When asked how the Saudi audience perceived their unconventional genre of modern acoustic, folk, and indie rock, Zamzam says that Saudis are hungry for entertainment, adding there is much more acceptance of Arabic folk music because it’s familiar and comfortable.
“With time, our genre will become palatable to the public,” she says. “Our genre needs to develop a following of its own.”
NEW ERA OF SAUDI MUSIC
Like the Zamzam band, Ibrahem Al-Orfi and his band SHFQ (Arabic for twilight) are carving out a space for alternative rock in Saudi Arabia. The band performed at the Dubai Expo 2020 to showcase their alternative genre of Arabic music.
“We always sing in Arabic because we want to be a part of the evolution happening in the Saudi music scene,” Al-Orfi says. “We want to make material that Saudis can listen to and enjoy. At the same time, it’s not traditional. It’s the new era of Saudi music.”
A thing that differentiates SHFQ from other Khaleeji bands–-or even those from Lebanon or Egypt–-is the Saudi accent, juxtaposed with western music. Some elements of Saudi culture, like words and situations, make it uniquely Saudi.
Al-Orfi cites the example of Too Hyped, a song he wrote about the days he wouldn’t have been able to step outside the house with his guitar.
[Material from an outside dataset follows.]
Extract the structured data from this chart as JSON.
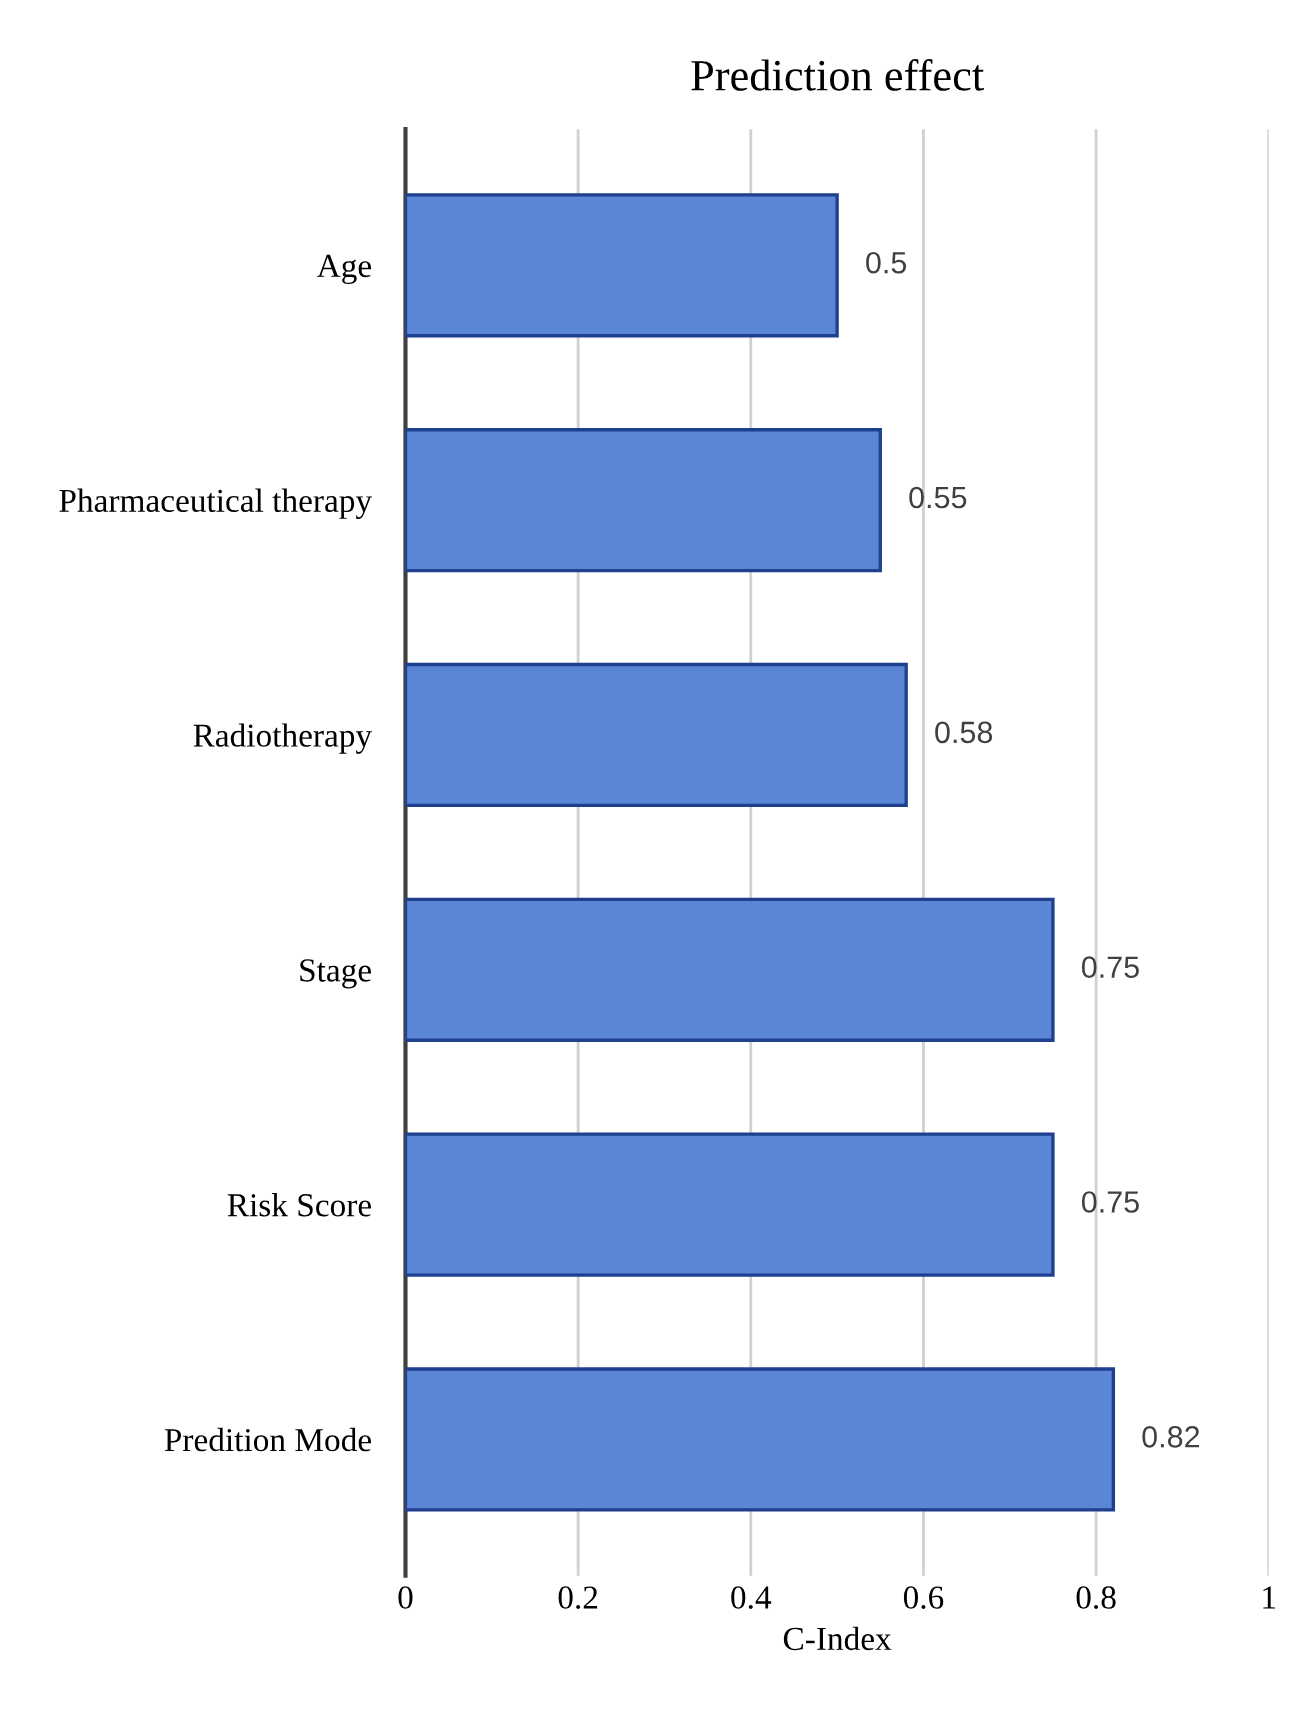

But now, he performs on stage. “It talks about how the music scene has changed and how I’m hyped to be here now.”
While he expected his Saudi audience to be skeptical of SHFQ’s style, he found that their genre has found acceptance.
Meanwhile, Nader Al Fassam, the lead guitarist of Sound of Ruby, a Saudi psychedelic punk band, has been playing in the region since the 1990s.
While finding a sustainable income for the metal in local cafés and restaurants can be challenging, like SHFQ, Sound of Ruby has also found an eager audience. “They love it because they’re tired of hearing the same thing–either Arabic traditional or Western jazz.”
Al Fassam is widely credited for developing the “midnight samri” (Arabic folkloric style), in which he makes the guitar sound like a bagpipe.
On the one hand, these musicians have the challenge of making their music palatable to a Saudi audience, but as Zamzam says, in a rush to cater to popular genres favored by audiences, artists might dilute the individuality of the Saudi music scene.
She also notes that artists in the kingdom don’t have a viable career path yet. “The infrastructure laid out today will benefit musicians 20 years from now,” she says.
The Ministry of Culture recently launched a National Music strategy that includes education, building music institutes, and licensing and intellectual property laws.
“We live in a time where the government is very supportive of our music. We have access to resources in a way that was never there before.”